En 1988 sortait Jane B. par Agnès V. : derrière la caméra, Agnès Varda mettait en scène une Birkin à la vie parfois romancée, souvent avec humour. Une série de tableaux montrait Jane incarner d’autres Janes (ou Jeannes) fameuses, de Jeanne d’Arc à la compagne de Tarzan, forçant la timide Anglaise à sortir un peu de sa coquille. 34 ans plus tard, les enfants ont grandi, sont devenus parents à leur tour : entre la mère et la fille, la caméra, vraie aubaine pour Charlotte, ouvre l’espace à des questionnements intimes, des échanges d’expériences et parfois des remords, quand Jane déclare avoir été trop prise par sa propre souffrance pour remarquer celle des autres, notamment sa première fille Kate, décédée en 2013.

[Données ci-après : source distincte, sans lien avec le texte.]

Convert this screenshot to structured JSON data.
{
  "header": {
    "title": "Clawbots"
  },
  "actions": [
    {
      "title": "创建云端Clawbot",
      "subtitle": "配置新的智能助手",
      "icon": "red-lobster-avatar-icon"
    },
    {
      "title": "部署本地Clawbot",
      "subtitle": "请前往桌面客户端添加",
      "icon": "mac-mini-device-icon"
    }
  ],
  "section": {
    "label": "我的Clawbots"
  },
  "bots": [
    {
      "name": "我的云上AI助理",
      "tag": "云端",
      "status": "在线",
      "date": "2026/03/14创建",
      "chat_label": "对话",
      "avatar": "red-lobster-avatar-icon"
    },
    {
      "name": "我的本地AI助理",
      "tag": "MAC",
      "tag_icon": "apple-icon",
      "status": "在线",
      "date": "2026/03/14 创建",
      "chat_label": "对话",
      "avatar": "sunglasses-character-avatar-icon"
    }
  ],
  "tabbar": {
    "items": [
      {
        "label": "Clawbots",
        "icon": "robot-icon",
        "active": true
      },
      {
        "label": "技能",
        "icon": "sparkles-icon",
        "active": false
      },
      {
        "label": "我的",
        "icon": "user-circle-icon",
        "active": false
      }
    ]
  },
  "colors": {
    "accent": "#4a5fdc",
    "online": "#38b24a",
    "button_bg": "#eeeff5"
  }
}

Entrecoupé d’anciennes images de familles tournées en Super 8, le film met en avant la notion de tribu chère aux deux femmes : « Combien sommes-nous ? », demande Jane devant l’étal d’un poissonnier en Bretagne, prévoyant de cuisiner pour toute l’équipe du film. Exposer le processus filmique en parlant bande son et droits d’auteur avec son équipe (« mettons du Bach, comme ça personne ne nous dira rien », déclare Charlotte), en décrivant l’ajustement d’un micro lors d’une scène tournée avec sa propre fille, est aussi une façon pour la réalisatrice de reconnaître le travail des autres.
Jane par Charlotte, c’est aussi un film de réflexion, autant pensée que reflet : celui de sa propre image, celle que le public renvoie à une artiste, mais aussi celle qui se reflète dans les miroirs, que Jane a décrochés une fois atteint un certain âge. La réflexion, c’est ce que nous renvoient les autres sur notre propre existence : en fixer un petit instant sur la pellicule nous donne l’impression de pouvoir capturer le présent, concept également cher à Varda. Si certaines anecdotes, appartenant aux deux femmes, peuvent présenter un intérêt limité pour le spectateur, la plongée dans leur univers aux souvenirs partagés, mais souvent différents lève le voile sur une intimité jusque-là peu connue du grand public.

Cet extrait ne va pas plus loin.